Animer la réflexion autour de l’organisation des modes de gestion des services
Qu’elles soient des interrogations sur les modes de gestion en tant que tels (contractualisés ou en propre), sur le niveau d’exigences vis-à-vis de l’opérateur ou bien des réorganisations géographiques ou fonctionnelles, ces réflexions représentent souvent un moment privilégié durant lesquels les considérations politiques, techniques, juridiques et financières se rencontrent.

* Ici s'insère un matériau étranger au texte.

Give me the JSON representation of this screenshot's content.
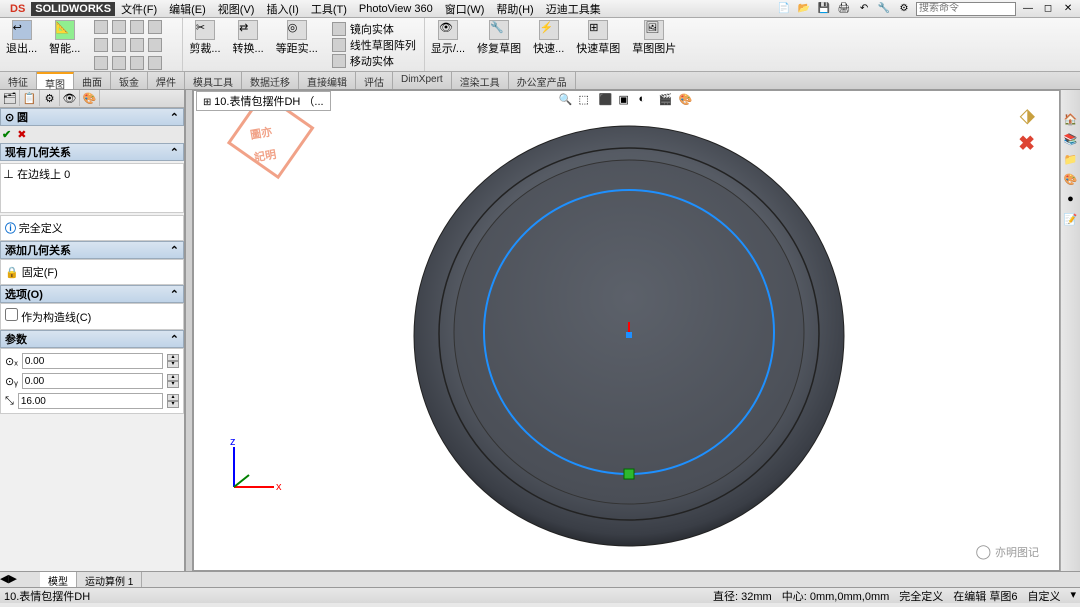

La précision des analyses techniques, juridiques et financières combinée à des présentations pédagogiques seront un facteur de succès essentiel de la démarche.
L’intégration de l’exploitation des eaux pluviales dans une délégation de service public d’assainissement, la passation de marché de prestations, la prise en charge par une régie ou d’autres configurations public-privé sont autant de solutions à la disposition des collectivités pour répondre aux défis de cette compétence composite.
De la prospective budgétaire à la refonte de la grille de financement
Le financement de ce service public administratif est souvent un défi pour les collectivités locales et leurs groupements, notamment la détermination du niveau de contribution des communes au travers la réduction de leurs attributions de compensation. Politiquement subtile, cette démarche doit être menée avec la plus grande transparence et rigueur pour permettre aux élus communaux et des intercommunalités de construire un niveau d’ambition partagé et connecté aux réalités du territoire.
Dessiner le « plan de vol » des transferts de compétences et mettre en œuvre les transferts de compétences
Les transferts de compétences sont des processus se déroulant souvent sur le long cours : de l’étude d’opportunité à la date effective des transferts des biens, droits et obligations en passant par les diagnostics de services, les études de scénarios et la concertation des élus, plusieurs années sont souvent nécessaires. Et la date de prise de compétences n’est qu’un premier jalon ! En effet, la montée en compétence et la gestion des effets de bord relatifs à de tels changements demandent également des délais supplémentaires afin qu’une situation stable et efficiente soit installée. Décliner la stratégie de prise de compétence, chantier par chantier (RH, budgétaire, gouvernance, organisationnel, conventionnel, matériel,…), au travers une feuille de route fixant le cap et les étapes permet l’implication des élus, services, collectivités voisines, opérateurs, services de l’état et toute autre partie prenante au projet.